Affirmative action in the form of reservation/quotas has been one of the primary tools through which India has sought to tackle societal inequalities, specifically because of its caste structure, which is a system of social stratification based on descent. The primary beneficiaries of affirmative action under the Indian constitution are Scheduled Castes, Scheduled Tribes and other backward classes (classified as social and economically backward classes under the constitution). While Scheduled Castes refer to Dalits – who faced the brunt of caste-based discrimination in India – ‘other backward classes’ is a broader category of people consisting of communal units (including intermediate castes) with low social and educational status.
Many transgender people find themselves at an intersection of disadvantage arising from both their gender and their caste identity. However, in NALSA v Union of India, the Supreme Court, while directing that the state take steps to provide reservation to transgender persons, classified them under the category of ‘other backward classes’, thus ignoring the intersectional nature of disadvantage many transgender persons are subject to. Recently, the Supreme Court refused to hear an application that was filed by Grace Banu, a Dalit transwoman and activist, seeking a clarification that the reference to reservation made under the NALSA judgement was to horizontal reservation, since the matter was already disposed of. Horizontal reservation would enable transgender persons to apply for reservation within each category of affirmative action beneficiaries – Scheduled Caste, Scheduled Tribe and other backward classes, as well as under the unreserved general category (typically applied to members of upper caste groups who are not entitled to caste-based reservation). Vertical reservation, on the other hand, pegs transgender persons under the category of other backward classes and ignores the intersectional nature of the disadvantage many transgender people suffer, thus compelling them to choose between either their caste or their gender identity to avail reservation.
Nonetheless, the Supreme Court left it open to the applicant to file a separate substantive petition to seek the relief of horizontal reservation.
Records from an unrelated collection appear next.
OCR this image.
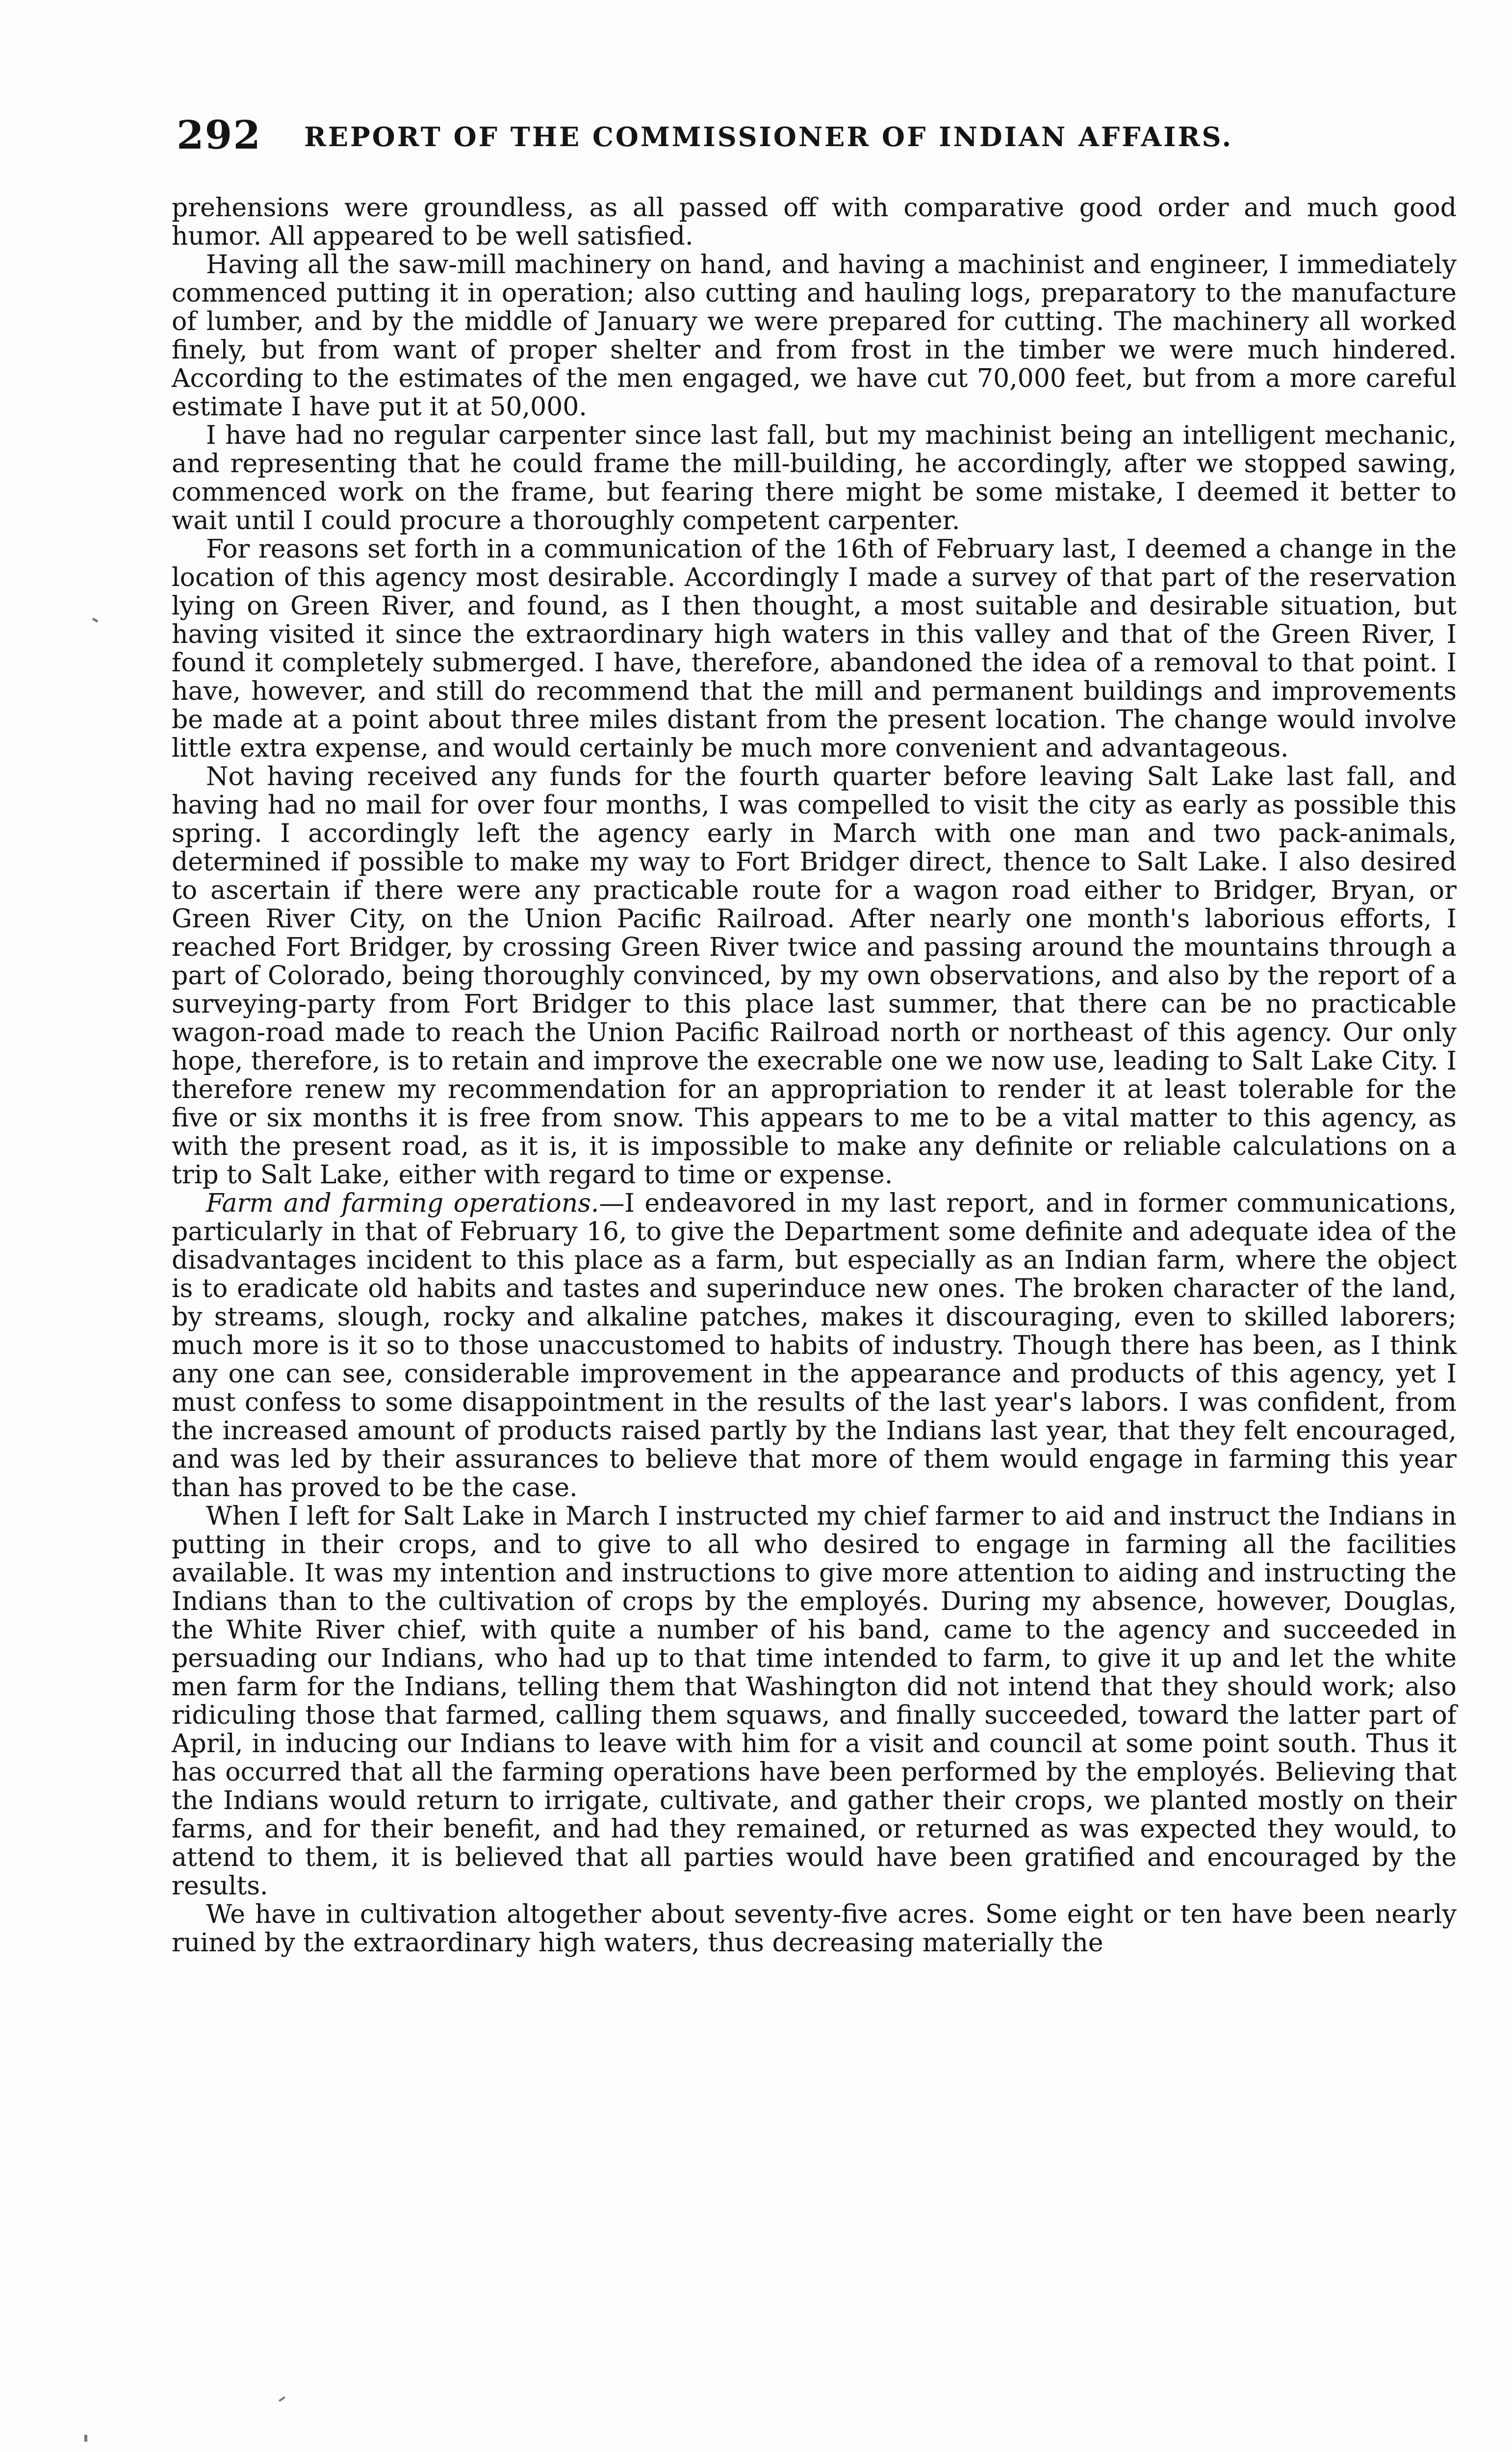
292 REPORT OF THE COMMISSIONER OF INDIAN AFFAIRS.

prehensions were groundless, as all passed off with comparative good order and much good humor. All appeared to be well satisfied.

Having all the saw-mill machinery on hand, and having a machinist and engineer, I immediately commenced putting it in operation; also cutting and hauling logs, preparatory to the manufacture of lumber, and by the middle of January we were prepared for cutting. The machinery all worked finely, but from want of proper shelter and from frost in the timber we were much hindered. According to the estimates of the men engaged, we have cut 70,000 feet, but from a more careful estimate I have put it at 50,000.

I have had no regular carpenter since last fall, but my machinist being an intelligent mechanic, and representing that he could frame the mill-building, he accordingly, after we stopped sawing, commenced work on the frame, but fearing there might be some mistake, I deemed it better to wait until I could procure a thoroughly competent carpenter.

For reasons set forth in a communication of the 16th of February last, I deemed a change in the location of this agency most desirable. Accordingly I made a survey of that part of the reservation lying on Green River, and found, as I then thought, a most suitable and desirable situation, but having visited it since the extraordinary high waters in this valley and that of the Green River, I found it completely submerged. I have, therefore, abandoned the idea of a removal to that point. I have, however, and still do recommend that the mill and permanent buildings and improvements be made at a point about three miles distant from the present location. The change would involve little extra expense, and would certainly be much more convenient and advantageous.

Not having received any funds for the fourth quarter before leaving Salt Lake last fall, and having had no mail for over four months, I was compelled to visit the city as early as possible this spring. I accordingly left the agency early in March with one man and two pack-animals, determined if possible to make my way to Fort Bridger direct, thence to Salt Lake. I also desired to ascertain if there were any practicable route for a wagon road either to Bridger, Bryan, or Green River City, on the Union Pacific Railroad. After nearly one month's laborious efforts, I reached Fort Bridger, by crossing Green River twice and passing around the mountains through a part of Colorado, being thoroughly convinced, by my own observations, and also by the report of a surveying-party from Fort Bridger to this place last summer, that there can be no practicable wagon-road made to reach the Union Pacific Railroad north or northeast of this agency. Our only hope, therefore, is to retain and improve the execrable one we now use, leading to Salt Lake City. I therefore renew my recommendation for an appropriation to render it at least tolerable for the five or six months it is free from snow. This appears to me to be a vital matter to this agency, as with the present road, as it is, it is impossible to make any definite or reliable calculations on a trip to Salt Lake, either with regard to time or expense.

Farm and farming operations.—I endeavored in my last report, and in former communications, particularly in that of February 16, to give the Department some definite and adequate idea of the disadvantages incident to this place as a farm, but especially as an Indian farm, where the object is to eradicate old habits and tastes and superinduce new ones. The broken character of the land, by streams, slough, rocky and alkaline patches, makes it discouraging, even to skilled laborers; much more is it so to those unaccustomed to habits of industry. Though there has been, as I think any one can see, considerable improvement in the appearance and products of this agency, yet I must confess to some disappointment in the results of the last year's labors. I was confident, from the increased amount of products raised partly by the Indians last year, that they felt encouraged, and was led by their assurances to believe that more of them would engage in farming this year than has proved to be the case.

When I left for Salt Lake in March I instructed my chief farmer to aid and instruct the Indians in putting in their crops, and to give to all who desired to engage in farming all the facilities available. It was my intention and instructions to give more attention to aiding and instructing the Indians than to the cultivation of crops by the employés. During my absence, however, Douglas, the White River chief, with quite a number of his band, came to the agency and succeeded in persuading our Indians, who had up to that time intended to farm, to give it up and let the white men farm for the Indians, telling them that Washington did not intend that they should work; also ridiculing those that farmed, calling them squaws, and finally succeeded, toward the latter part of April, in inducing our Indians to leave with him for a visit and council at some point south. Thus it has occurred that all the farming operations have been performed by the employés. Believing that the Indians would return to irrigate, cultivate, and gather their crops, we planted mostly on their farms, and for their benefit, and had they remained, or returned as was expected they would, to attend to them, it is believed that all parties would have been gratified and encouraged by the results.

We have in cultivation altogether about seventy-five acres. Some eight or ten have been nearly ruined by the extraordinary high waters, thus decreasing materially the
Significantly, the courts have become the central avenues for trans communities to realise their civil rights due to the inaction of the national and state governments: despite the clear direction by the Supreme Court in NALSA to provide transgender persons with reservation, the Transgender Persons (Protection of Rights) Act 2019 passed by the national Parliament makes no mention of reservation for transgender persons even under the category of ‘other backward classes’. Although the state government of Karnataka became the first state to grant 1% horizontal reservation to transgender persons in civil services, this was only achieved as a result of litigation before the Karnataka High Court. Admittedly, the recourse to courts also presents its own difficulties where judicial proceedings can be long and complex, depriving claimants of immediate relief.
If a petition to demand horizontal reservation is filed before the Supreme Court, it will present a critical opportunity for the court to develop its jurisprudence on intersectionality, which remains topical also in the context of the ongoing Karnataka hijab ban. While Justice Chandrachud in his opinion in Navtej Johar v Union of India recognised that claims of discrimination can be made on more than one ground under Article 15 of the Constitution, this case only dealt with stereotypes based on sex which are incidents of sex-based discrimination. Another interesting area of jurisprudential development is whether the Supreme Court finally recognises that there is a right to (horizontal) reservation, having long maintained that provisions of the Constitution relating to affirmative action are only enabling provisions and the discretion vests with the government to provide reservation. However, as has been argued, this stance contradicts the court’s own position, having previously held that affirmative action is not a derogation but a component of the general right to substantive equality under Article 15(1) of the Indian constitution. On this basis, the denial of horizontal reservation to transgender persons violates their general right to equality by failing to recognise the intersectional marginalisation to which the community is subject, requiring urgent remedial action from the courts and the state.